Parmi les auteurs dont je ne rate auquel roman, et que je défends, il en est un qui a l’art de construire des intrigues simples de personnages qui cherchent à sortir de la fange. Ange de Philippe Hauret (Jigal), puisque c’est de lui dont je parle, malmène ses deux personnages en s’amusant à flinguer le monde des médias. On y ressent de la rage, de la hargne mais aussi de la compassion envers Ange et Elton que le destin n’épargne.

Lui aussi, je pourrais en écrire des tonnes, en termes de maitrise de l’intrigue policière. Larmes de fond de Pierre Pouchairet (Filatures) reprend deux personnages rencontrés dans ses précédents romans, rajoute une connexion avec un autre polar (Tuez les tous …) et donne une cohérence à son œuvre, qui décrit les magouilles de notre société au travers d’une intrigue menée sur un rythme palpitant.

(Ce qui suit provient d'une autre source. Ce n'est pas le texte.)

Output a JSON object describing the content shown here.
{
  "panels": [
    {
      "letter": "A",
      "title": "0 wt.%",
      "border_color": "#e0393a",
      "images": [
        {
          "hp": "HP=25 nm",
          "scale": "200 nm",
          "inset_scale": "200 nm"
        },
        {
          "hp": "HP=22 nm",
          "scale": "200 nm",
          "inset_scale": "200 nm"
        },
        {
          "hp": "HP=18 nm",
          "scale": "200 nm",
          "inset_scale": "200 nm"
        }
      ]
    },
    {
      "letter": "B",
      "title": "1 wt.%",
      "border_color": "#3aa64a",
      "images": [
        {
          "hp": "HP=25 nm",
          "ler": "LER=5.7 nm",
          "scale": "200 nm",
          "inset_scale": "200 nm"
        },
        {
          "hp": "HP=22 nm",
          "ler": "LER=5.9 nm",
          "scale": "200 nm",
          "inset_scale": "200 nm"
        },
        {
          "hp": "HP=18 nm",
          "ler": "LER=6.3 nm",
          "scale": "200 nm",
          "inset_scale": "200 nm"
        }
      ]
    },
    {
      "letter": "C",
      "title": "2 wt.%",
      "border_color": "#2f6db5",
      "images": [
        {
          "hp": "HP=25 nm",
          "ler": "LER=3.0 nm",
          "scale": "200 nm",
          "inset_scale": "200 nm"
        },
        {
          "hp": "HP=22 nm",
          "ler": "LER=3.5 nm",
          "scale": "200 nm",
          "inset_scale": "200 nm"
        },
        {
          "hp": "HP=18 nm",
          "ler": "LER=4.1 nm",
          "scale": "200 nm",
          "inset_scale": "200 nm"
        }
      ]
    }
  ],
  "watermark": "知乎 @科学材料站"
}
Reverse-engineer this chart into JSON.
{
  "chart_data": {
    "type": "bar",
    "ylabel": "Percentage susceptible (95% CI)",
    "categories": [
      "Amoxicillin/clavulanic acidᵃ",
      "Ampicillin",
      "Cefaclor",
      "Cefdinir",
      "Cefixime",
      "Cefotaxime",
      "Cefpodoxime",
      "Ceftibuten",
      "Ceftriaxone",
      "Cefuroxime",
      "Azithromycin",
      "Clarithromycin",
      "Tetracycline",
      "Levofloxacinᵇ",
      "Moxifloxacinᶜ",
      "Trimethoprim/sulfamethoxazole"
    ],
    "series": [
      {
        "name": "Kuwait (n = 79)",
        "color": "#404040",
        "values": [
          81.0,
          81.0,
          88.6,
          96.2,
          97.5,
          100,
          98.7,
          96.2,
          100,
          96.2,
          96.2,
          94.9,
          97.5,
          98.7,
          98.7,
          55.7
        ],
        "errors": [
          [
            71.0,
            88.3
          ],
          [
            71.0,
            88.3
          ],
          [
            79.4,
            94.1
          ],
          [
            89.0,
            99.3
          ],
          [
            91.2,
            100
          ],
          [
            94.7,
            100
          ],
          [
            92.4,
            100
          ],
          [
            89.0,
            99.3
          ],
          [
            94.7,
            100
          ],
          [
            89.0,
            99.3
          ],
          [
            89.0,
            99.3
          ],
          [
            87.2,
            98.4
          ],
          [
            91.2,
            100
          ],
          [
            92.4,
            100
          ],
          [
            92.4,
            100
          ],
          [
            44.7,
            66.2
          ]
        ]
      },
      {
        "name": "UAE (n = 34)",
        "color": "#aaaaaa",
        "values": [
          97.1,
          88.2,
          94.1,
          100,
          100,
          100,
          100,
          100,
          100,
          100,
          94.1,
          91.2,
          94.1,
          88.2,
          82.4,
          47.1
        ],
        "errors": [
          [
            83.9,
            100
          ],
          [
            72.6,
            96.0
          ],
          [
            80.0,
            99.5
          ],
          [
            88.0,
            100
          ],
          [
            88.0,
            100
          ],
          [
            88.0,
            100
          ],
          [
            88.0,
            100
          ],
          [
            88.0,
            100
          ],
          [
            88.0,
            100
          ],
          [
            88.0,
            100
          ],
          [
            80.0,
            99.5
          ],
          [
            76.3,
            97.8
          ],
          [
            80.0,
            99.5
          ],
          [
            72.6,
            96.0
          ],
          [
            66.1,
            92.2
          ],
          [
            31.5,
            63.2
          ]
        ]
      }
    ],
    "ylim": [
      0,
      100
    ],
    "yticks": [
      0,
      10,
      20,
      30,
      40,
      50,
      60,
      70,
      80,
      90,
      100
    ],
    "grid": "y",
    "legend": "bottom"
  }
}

Le Chouchou de ce mois revient donc à Nickel boys de Colson Whitehead (Albin Michel), une histoire juste hallucinante sur un jeune homme enfermé à tort dans une « maison de correction » parce qu’il est noir. Outre l’histoire, magnifique et dure, il y a la vérité d’une école qui n’a fermé ses portes qu’en 2011 et un style simple et naïf qui, pour moi, en fait un Candide moderne. C’est un roman utile, indispensable, obligatoire.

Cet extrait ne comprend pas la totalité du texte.